Founders often experience diligence as a series of document requests and questions that seem designed to find reasons not to invest. That framing is understandable but unhelpful. Diligence is an investor trying to verify that the story you told in the pitch reflects the reality of the business. The cleaner the match between what you said and what the numbers show, the faster and smoother the process.

Here is what South African investors, from private equity funds to development finance institutions to impact investors, consistently prioritise during due diligence.

The financial model

If there is one document that separates funded deals from unfunded ones, it is the financial model. Not the pitch deck. The model.

Investors are not just looking at whether the numbers are large enough. They are stress-testing the assumptions underneath them. Common lines of inquiry:

  • Is the revenue build bottom-up or top-down?
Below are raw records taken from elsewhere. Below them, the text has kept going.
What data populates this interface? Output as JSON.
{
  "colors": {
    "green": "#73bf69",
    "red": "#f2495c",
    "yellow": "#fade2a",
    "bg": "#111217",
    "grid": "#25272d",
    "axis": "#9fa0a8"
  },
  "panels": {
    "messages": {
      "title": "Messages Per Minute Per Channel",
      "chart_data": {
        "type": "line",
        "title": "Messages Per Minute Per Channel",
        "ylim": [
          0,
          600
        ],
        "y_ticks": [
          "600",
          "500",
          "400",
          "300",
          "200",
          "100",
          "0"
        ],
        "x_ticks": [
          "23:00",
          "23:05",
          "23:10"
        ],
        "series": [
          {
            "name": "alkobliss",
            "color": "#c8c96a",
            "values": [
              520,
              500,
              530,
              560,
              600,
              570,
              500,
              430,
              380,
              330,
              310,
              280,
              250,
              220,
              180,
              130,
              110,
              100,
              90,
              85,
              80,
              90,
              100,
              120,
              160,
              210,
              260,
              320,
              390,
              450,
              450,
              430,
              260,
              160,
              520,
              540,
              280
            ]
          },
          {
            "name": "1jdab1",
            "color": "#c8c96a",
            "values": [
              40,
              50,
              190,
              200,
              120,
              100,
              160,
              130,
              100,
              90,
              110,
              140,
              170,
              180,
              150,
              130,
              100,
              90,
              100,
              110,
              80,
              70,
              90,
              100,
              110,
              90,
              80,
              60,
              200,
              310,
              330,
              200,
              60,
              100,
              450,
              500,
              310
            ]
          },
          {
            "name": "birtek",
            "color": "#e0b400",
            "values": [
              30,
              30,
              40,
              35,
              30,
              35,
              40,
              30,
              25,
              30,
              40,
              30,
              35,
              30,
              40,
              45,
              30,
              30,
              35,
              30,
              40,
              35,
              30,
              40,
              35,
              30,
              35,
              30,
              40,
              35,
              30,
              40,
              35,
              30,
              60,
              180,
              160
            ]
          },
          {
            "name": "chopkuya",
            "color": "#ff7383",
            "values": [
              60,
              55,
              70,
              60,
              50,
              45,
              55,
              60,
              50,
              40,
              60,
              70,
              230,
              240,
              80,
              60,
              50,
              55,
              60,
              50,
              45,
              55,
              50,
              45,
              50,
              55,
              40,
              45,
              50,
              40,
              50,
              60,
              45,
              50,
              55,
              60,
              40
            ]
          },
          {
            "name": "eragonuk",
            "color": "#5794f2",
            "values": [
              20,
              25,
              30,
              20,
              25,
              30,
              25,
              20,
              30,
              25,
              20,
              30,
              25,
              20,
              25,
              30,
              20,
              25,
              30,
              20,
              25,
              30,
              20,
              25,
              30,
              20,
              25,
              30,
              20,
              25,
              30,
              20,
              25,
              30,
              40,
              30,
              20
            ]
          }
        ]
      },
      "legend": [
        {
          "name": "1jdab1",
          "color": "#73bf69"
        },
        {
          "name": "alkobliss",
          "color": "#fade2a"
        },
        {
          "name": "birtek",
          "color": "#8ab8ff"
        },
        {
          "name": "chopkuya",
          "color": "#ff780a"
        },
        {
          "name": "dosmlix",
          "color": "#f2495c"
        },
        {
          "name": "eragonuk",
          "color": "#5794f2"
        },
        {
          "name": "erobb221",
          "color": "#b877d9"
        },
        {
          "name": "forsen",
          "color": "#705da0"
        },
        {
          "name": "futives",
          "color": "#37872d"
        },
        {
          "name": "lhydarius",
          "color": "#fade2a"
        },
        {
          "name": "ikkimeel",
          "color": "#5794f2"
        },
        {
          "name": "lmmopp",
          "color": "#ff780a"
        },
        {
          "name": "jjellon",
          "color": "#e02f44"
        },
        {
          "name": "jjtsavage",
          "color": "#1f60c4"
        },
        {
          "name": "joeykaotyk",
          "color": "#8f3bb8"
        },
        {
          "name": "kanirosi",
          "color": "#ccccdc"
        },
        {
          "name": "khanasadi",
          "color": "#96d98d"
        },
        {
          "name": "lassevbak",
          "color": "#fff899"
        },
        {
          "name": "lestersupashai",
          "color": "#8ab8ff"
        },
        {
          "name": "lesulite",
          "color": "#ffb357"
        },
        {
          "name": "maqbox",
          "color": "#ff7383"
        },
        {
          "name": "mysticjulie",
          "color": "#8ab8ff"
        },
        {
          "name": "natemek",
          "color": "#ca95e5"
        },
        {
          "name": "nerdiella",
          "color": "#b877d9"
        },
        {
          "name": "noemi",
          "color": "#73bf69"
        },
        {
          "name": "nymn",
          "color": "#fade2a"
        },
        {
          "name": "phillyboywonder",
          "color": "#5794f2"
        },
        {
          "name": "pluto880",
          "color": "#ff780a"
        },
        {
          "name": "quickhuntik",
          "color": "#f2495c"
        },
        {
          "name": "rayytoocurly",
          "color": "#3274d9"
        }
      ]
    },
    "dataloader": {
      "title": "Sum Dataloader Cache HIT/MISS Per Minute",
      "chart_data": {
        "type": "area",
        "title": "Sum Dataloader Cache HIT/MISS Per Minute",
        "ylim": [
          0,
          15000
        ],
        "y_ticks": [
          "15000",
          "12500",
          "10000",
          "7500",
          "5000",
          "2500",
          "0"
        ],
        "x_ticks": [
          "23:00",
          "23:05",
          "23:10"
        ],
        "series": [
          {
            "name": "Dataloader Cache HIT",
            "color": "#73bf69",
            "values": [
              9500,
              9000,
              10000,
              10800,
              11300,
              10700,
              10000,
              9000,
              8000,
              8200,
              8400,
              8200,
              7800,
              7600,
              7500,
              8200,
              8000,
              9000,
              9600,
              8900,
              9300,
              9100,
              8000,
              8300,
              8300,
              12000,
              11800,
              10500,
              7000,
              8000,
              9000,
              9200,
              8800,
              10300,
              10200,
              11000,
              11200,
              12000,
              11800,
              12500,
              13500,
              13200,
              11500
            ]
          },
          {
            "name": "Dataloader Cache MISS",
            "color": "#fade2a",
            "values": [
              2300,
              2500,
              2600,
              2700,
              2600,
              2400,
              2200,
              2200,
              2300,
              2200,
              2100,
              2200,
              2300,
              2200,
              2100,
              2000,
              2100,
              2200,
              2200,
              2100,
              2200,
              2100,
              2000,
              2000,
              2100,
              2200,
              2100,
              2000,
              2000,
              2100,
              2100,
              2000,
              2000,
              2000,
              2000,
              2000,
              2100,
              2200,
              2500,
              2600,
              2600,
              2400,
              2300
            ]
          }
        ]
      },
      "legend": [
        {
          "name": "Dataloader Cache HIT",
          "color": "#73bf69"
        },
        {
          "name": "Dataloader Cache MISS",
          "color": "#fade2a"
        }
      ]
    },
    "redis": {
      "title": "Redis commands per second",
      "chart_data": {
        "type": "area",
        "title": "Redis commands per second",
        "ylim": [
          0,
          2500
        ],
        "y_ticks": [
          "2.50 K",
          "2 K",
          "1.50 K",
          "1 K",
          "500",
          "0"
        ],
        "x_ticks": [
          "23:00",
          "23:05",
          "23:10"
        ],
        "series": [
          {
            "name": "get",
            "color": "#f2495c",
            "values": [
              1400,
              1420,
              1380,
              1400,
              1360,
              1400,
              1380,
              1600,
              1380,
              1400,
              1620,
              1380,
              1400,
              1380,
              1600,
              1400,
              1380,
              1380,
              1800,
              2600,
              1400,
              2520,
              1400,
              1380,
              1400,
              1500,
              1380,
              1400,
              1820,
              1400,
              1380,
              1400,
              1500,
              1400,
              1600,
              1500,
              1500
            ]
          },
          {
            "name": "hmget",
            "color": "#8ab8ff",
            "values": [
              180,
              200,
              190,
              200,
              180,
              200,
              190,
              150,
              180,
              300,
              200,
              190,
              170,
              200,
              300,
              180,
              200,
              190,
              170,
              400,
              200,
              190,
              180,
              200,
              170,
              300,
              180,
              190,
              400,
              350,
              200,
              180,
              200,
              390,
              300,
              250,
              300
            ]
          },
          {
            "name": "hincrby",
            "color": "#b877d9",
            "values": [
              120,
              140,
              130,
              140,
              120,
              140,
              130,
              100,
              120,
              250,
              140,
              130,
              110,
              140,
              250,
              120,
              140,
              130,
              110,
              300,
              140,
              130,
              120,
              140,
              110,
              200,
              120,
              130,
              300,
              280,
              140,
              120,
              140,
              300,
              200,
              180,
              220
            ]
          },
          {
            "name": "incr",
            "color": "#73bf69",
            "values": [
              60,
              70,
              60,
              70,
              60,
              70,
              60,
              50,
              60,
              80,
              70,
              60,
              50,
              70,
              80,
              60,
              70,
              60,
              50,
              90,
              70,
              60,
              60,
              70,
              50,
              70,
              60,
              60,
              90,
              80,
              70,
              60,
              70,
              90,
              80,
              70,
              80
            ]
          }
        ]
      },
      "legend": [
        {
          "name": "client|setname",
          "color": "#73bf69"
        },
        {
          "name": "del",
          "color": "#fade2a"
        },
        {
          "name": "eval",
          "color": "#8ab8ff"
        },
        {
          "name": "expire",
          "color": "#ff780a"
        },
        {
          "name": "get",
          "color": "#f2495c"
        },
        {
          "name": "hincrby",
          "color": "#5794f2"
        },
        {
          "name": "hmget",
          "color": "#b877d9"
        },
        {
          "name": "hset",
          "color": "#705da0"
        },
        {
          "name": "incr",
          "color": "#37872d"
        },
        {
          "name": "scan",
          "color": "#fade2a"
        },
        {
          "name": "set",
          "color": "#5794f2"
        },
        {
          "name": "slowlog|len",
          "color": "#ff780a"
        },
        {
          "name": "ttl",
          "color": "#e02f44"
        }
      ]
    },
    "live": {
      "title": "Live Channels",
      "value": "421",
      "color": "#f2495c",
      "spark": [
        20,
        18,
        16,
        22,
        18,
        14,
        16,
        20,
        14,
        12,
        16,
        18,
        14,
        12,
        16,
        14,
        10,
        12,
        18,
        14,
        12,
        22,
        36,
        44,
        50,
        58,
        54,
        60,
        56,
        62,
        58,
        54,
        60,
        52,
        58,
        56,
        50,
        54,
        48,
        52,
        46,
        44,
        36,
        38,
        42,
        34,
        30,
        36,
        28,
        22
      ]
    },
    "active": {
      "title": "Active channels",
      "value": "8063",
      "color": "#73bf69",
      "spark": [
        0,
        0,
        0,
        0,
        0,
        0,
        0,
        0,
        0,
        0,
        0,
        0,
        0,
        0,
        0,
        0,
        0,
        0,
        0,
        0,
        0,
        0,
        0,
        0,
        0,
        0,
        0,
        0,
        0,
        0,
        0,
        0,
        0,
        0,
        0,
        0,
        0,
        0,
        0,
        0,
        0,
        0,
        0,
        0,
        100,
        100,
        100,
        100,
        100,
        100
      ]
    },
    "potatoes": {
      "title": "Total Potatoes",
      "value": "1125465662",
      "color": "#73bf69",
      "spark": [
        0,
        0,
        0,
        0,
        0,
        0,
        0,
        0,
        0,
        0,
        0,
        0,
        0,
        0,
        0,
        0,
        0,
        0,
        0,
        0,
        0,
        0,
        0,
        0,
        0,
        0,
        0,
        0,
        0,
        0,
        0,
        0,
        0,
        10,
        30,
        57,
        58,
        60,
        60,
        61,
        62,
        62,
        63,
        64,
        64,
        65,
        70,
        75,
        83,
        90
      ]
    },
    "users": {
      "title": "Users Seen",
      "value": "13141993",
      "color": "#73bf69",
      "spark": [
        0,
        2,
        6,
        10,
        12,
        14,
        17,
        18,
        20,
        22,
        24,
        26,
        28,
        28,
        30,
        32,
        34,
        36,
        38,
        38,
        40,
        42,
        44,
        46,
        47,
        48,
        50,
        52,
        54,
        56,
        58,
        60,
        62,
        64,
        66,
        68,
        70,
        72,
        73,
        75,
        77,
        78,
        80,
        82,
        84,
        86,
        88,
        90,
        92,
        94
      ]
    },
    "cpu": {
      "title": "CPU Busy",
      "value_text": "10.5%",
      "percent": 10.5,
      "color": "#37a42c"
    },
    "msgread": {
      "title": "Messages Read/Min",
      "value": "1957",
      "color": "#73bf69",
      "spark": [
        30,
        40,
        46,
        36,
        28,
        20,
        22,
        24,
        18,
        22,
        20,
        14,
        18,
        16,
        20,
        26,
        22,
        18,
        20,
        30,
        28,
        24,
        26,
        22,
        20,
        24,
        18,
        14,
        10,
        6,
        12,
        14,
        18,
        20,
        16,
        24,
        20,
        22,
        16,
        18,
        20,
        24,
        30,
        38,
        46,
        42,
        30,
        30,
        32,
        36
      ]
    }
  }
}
Top-down models (we will capture 2% of a R10 billion market) are nearly always rejected. Bottom-up models (we have 12 clients paying R80,000 per month; we are adding 2 per quarter based on current sales velocity) are credible.
  • Are unit economics visible? Customer acquisition cost, lifetime value, contribution margin, and payback period should be derivable from the model, not buried or hidden.
  • How does it behave under stress? Investors routinely shock key assumptions: what happens to the business if revenue is 30% below forecast for two quarters? If the model breaks under reasonable stress, the conversation stops.
  • Does it reconcile to actuals? If your model shows a historical period, it should match your audited financials exactly. Discrepancies are red flags.

The data room

A well-organised data room is not just a courtesy; it signals operational maturity. Investors judge businesses by how prepared their documentation is, because it is a proxy for how the management team runs everything else.

What belongs in the data room:

  • Three years of audited or reviewed financial statements
  • Up-to-date management accounts (within the last 90 days)
  • Cap table showing shareholding, options, and any convertible instruments
  • CIPC company registration documents and share certificates
  • Material contracts: major client agreements, supplier contracts, key leases
  • Employment agreements for senior management
  • B-BBEE certificate (or verification documentation)
  • Tax clearance certificate
  • Any existing shareholder agreements, loans, or side arrangements

Missing documents from this list are not just administrative inconveniences. They generate questions, create delays, and, for development finance institutions in particular, can stall committee approval until resolved.

Governance and legal

Investors, especially institutional ones, are underwriting not just the economics of the business but the legal and governance integrity of the entity they are investing in. Areas that consistently generate concern:

  • Undocumented shareholder arrangements. Verbal agreements, informal dilution understandings, or undocumented loans from founders to the business create legal ambiguity that any competent investor will want resolved before they sign anything.
  • Related-party transactions. Transactions between the business and founder-related entities need to be disclosed, documented, and ideally conducted at arm’s length. Unexplained related-party flows raise governance concerns.
  • Tax compliance gaps. Outstanding tax obligations are a serious risk in any acquisition or investment. Investors check. SARS can be a creditor that ranks ahead of equity, which fundamentally affects the risk profile of the investment.
  • Undisclosed litigation or disputes. Any material dispute, whether with a client, supplier, employee, or regulatory body, needs to be disclosed. Investors find out eventually. The later they find out, the worse it looks.

The founder and management team

In growth-stage businesses, investors are frequently making a bet on people as much as on the business model. What they are looking for in the management assessment:

  • Depth of insight into the business. Can the founder talk through the financials without notes? Do they know their unit economics and key assumptions? Founders who are not across their own numbers raise questions about operational control.
  • Honesty about weaknesses. Investors are experienced at identifying the vulnerabilities in a business. Founders who acknowledge them credibly, and explain how they are being managed, build more trust than founders who deflect.
  • Key-person risk. For businesses where one or two individuals drive the majority of revenue or relationships, investors will probe what happens if those people leave. Having a plan, or actively building one, matters.
  • References. For larger transactions, investors will ask for references. Know who yours are, and brief them.

Diligence does not kill deals. Surprises do. Everything an investor discovers during diligence that you did not tell them upfront becomes a trust problem, not just a documentation problem.

The best preparation for diligence is not assembling documents at the last minute. It is running your business in a way that means there is nothing to hide, and knowing your numbers well enough to answer questions with confidence.